Le lendemain, l’air de mépris avec lequel elle regardait Alfred n’était point joué. Alfred fut piqué ; il ne fit plus aucune attention à Mina et passa toutes ses soirées à la Redoute. Sans s’en douter, il employait le meilleur moyen. Cette froideur fit oublier le projet de retour à Paris : « Je ne cours aucun danger auprès de cet homme, » se dit Mina, et huit jouis ne s’étaient pas écoulés qu’elle sentit qu’elle lui pardonnait ce petit retour au caractère français. Alfred sentait, de son côté, à l’ennui que lui donnaient les grandes dames de la Redoute, qu’il était plus amoureux qu’il ne l’avait cru. Cependant il tenait bon. À la vérité, ses yeux s’arrêtaient avec plaisir sur Mina, il lui parlait, mais il ne rentrait point chez lui le soir. Mina fut malheureuse ; presque sans s’en douter, elle cessa de faire avec autant de soin tous les jours la toilette destinée à changer sa physionomie. « Est-ce un songe ? se disait Alfred ; Aniken devient une des plus belles personnes que j’aie jamais vues. » Un soir qu’il était revenu chez lui par hasard, il fut entraîné par son amour, et demanda pardon à Aniken de l’avoir traitée avec légèreté.

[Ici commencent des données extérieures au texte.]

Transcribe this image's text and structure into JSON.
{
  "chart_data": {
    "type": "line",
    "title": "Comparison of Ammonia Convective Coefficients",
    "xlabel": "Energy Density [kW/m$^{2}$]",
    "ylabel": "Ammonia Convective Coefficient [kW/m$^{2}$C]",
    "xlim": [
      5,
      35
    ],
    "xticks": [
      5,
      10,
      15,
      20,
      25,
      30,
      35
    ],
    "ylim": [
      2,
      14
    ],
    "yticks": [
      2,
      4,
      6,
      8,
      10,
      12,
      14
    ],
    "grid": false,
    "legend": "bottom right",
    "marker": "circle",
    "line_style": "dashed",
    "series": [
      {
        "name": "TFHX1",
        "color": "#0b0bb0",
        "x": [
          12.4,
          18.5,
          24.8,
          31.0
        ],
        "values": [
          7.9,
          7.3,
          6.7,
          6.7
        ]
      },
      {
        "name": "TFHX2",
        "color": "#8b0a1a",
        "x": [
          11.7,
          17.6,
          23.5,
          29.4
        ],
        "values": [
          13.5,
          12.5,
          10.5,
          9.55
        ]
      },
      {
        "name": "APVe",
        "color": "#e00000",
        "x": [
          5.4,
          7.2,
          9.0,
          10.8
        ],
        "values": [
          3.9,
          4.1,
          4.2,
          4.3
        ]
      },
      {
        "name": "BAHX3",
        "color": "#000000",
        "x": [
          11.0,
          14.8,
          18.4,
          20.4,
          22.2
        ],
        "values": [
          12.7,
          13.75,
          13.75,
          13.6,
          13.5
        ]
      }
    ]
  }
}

— Je voyais, lui dit-il, que vous m’inspiriez un intérêt que je n’ai jamais éprouvé pour personne ; j’ai eu peur, j’ai voulu me guérir ou me brouiller avec vous, et depuis je suis le plus malheureux des hommes.

— Ah ! que vous me faites de bien, Alfred ! s’écria Mina au comble du bonheur.

Ils passèrent cette soirée et les suivantes à s’avouer qu’ils s’aimaient à la folie et à se promettre d’être toujours sages.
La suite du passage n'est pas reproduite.